China Plans to Appoint a New Central-Bank Governor

Pan Gongsheng  is likely to first be appointed as the bank’s Communist Party chief before he is installed as the governor. (File Photo: Reuters)
Pan Gongsheng is likely to first be appointed as the bank’s Communist Party chief before he is installed as the governor. (File Photo: Reuters)

Summary

  • Leaders have chosen Pan Gongsheng, currently deputy governor of the PBOC, because of his international background, according to people familiar with the matter

Chinese leaders plan to appoint Pan Gongsheng, a deputy governor of the People’s Bank of China, as the central bank’s new head, according to people familiar with the situation.

Pan is likely to first be appointed as the bank’s Communist Party chief before he is installed as the governor, which requires appointment by the government, they said.

Pan, 59 years old, has had a long career in China’s financial sector. He did his postdoctoral research at Cambridge University and was a research fellow at Harvard University. He joined the PBOC in 2012 as deputy governor, and in 2015 became the head of the State Administration of Foreign Exchange.

Pan heads the Leading Group of Internet Financial Risks Remediation, whose tasks include clamping down on the use of cryptocurrency and regulating financial-technology companies in China.

The surprise appointment only came to a conclusion last week, the people said. Previously, Zhu Hexin, chairman of the Chinese financial conglomerate Citic Group, was the leading candidate to succeed the U.S.-educated economist Yi Gang as governor of the PBOC, with He Lifeng, a longtime associate of Chinese leader Xi Jinping, to be appointed concurrently as the PBOC’s party chief, The Wall Street Journal has reported.

The leaders eventually leaned toward Pan for his international background and expectations that he would have an easier time working with global central-bank governors, the people said.

Spokespeople for the People’s Bank of China didn’t immediately respond to a faxed request for comment sent on Saturday in Beijing.

China’s economy, grappling with slowing growth, soaring debt levels and an aging population, is at a critical juncture. The appointment of Pan, an economist with extensive experience, appears to signal a cautious stance from Beijing, as officials turn their attention toward stabilizing the economy after years of Covid-19 restrictions.

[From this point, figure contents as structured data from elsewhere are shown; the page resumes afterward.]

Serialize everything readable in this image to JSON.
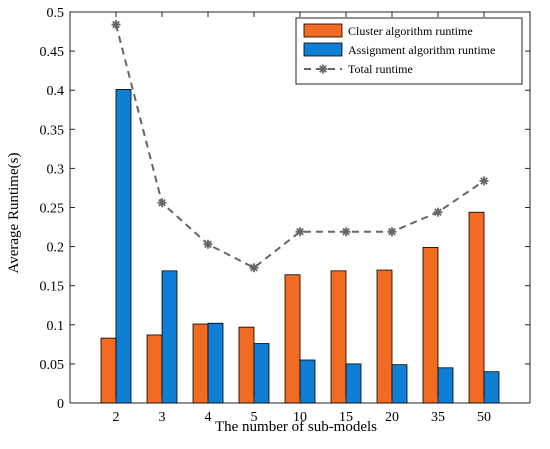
{
  "chart_data": {
    "type": "bar",
    "categories": [
      "2",
      "3",
      "4",
      "5",
      "10",
      "15",
      "20",
      "35",
      "50"
    ],
    "series": [
      {
        "name": "Cluster algorithm runtime",
        "type": "bar",
        "color": "#F26B22",
        "values": [
          0.083,
          0.087,
          0.101,
          0.097,
          0.164,
          0.169,
          0.17,
          0.199,
          0.244
        ]
      },
      {
        "name": "Assignment algorithm runtime",
        "type": "bar",
        "color": "#0F7FD6",
        "values": [
          0.401,
          0.169,
          0.102,
          0.076,
          0.055,
          0.05,
          0.049,
          0.045,
          0.04
        ]
      },
      {
        "name": "Total runtime",
        "type": "line",
        "color": "#666666",
        "line_style": "dashed",
        "marker": "asterisk",
        "values": [
          0.484,
          0.256,
          0.203,
          0.173,
          0.219,
          0.219,
          0.219,
          0.244,
          0.284
        ]
      }
    ],
    "xlabel": "The number of sub-models",
    "ylabel": "Average Runtime(s)",
    "ylim": [
      0,
      0.5
    ],
    "yticks": [
      "0",
      "0.05",
      "0.1",
      "0.15",
      "0.2",
      "0.25",
      "0.3",
      "0.35",
      "0.4",
      "0.45",
      "0.5"
    ],
    "grid": false,
    "legend_position": "top-right"
  }
}
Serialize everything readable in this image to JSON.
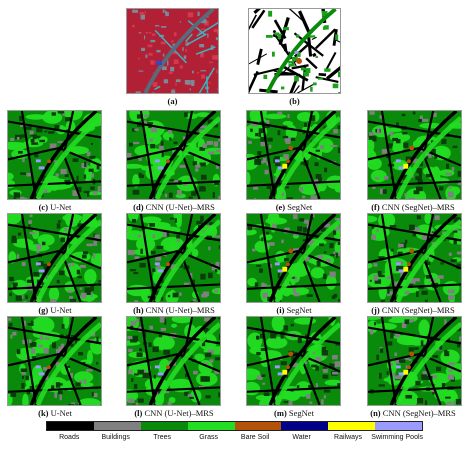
{
  "figure": {
    "top_panels": [
      {
        "id": "a",
        "caption_letter": "(a)",
        "caption_text": "",
        "kind": "cir-image"
      },
      {
        "id": "b",
        "caption_letter": "(b)",
        "caption_text": "",
        "kind": "ground-truth"
      }
    ],
    "grid_panels": [
      {
        "id": "c",
        "caption_letter": "(c)",
        "caption_text": "U-Net"
      },
      {
        "id": "d",
        "caption_letter": "(d)",
        "caption_text": "CNN (U-Net)–MRS"
      },
      {
        "id": "e",
        "caption_letter": "(e)",
        "caption_text": "SegNet"
      },
      {
        "id": "f",
        "caption_letter": "(f)",
        "caption_text": "CNN (SegNet)–MRS"
      },
      {
        "id": "g",
        "caption_letter": "(g)",
        "caption_text": "U-Net"
      },
      {
        "id": "h",
        "caption_letter": "(h)",
        "caption_text": "CNN (U-Net)–MRS"
      },
      {
        "id": "i",
        "caption_letter": "(i)",
        "caption_text": "SegNet"
      },
      {
        "id": "j",
        "caption_letter": "(j)",
        "caption_text": "CNN (SegNet)–MRS"
      },
      {
        "id": "k",
        "caption_letter": "(k)",
        "caption_text": "U-Net"
      },
      {
        "id": "l",
        "caption_letter": "(l)",
        "caption_text": "CNN (U-Net)–MRS"
      },
      {
        "id": "m",
        "caption_letter": "(m)",
        "caption_text": "SegNet"
      },
      {
        "id": "n",
        "caption_letter": "(n)",
        "caption_text": "CNN (SegNet)–MRS"
      }
    ]
  },
  "legend": {
    "items": [
      {
        "label": "Roads",
        "color": "#000000"
      },
      {
        "label": "Buildings",
        "color": "#808080"
      },
      {
        "label": "Trees",
        "color": "#0a8a0a"
      },
      {
        "label": "Grass",
        "color": "#22dd22"
      },
      {
        "label": "Bare Soil",
        "color": "#b4520a"
      },
      {
        "label": "Water",
        "color": "#00008b"
      },
      {
        "label": "Railways",
        "color": "#ffff00"
      },
      {
        "label": "Swimming Pools",
        "color": "#9a9aff"
      }
    ]
  }
}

The changing of the guard at the central bank is part of a broader reshuffling of the financial system as Xi shapes an economic team that now mostly consists of trusted allies. China has set up a financial watchdog run by the Communist Party, called the Central Financial Commission, as part of a broad reorganization of governing bodies set to give the ruling party direct control and supervision over financial affairs.

The creation of the Central Financial Commission has been seen as a sign that the Chinese government is becoming more concerned about the risks of financial instability. The Chinese leadership is determined to avoid another financial crisis and is giving the Communist Party direct control over the financial system to achieve this goal. In recent years, the PBOC has been increasingly reminded by the Chinese leadership that the central bank, akin to all government divisions, answers to the party. This lack of independence has arguably diminished the bank’s usefulness for investors and economists as a guide on interest-rate policy.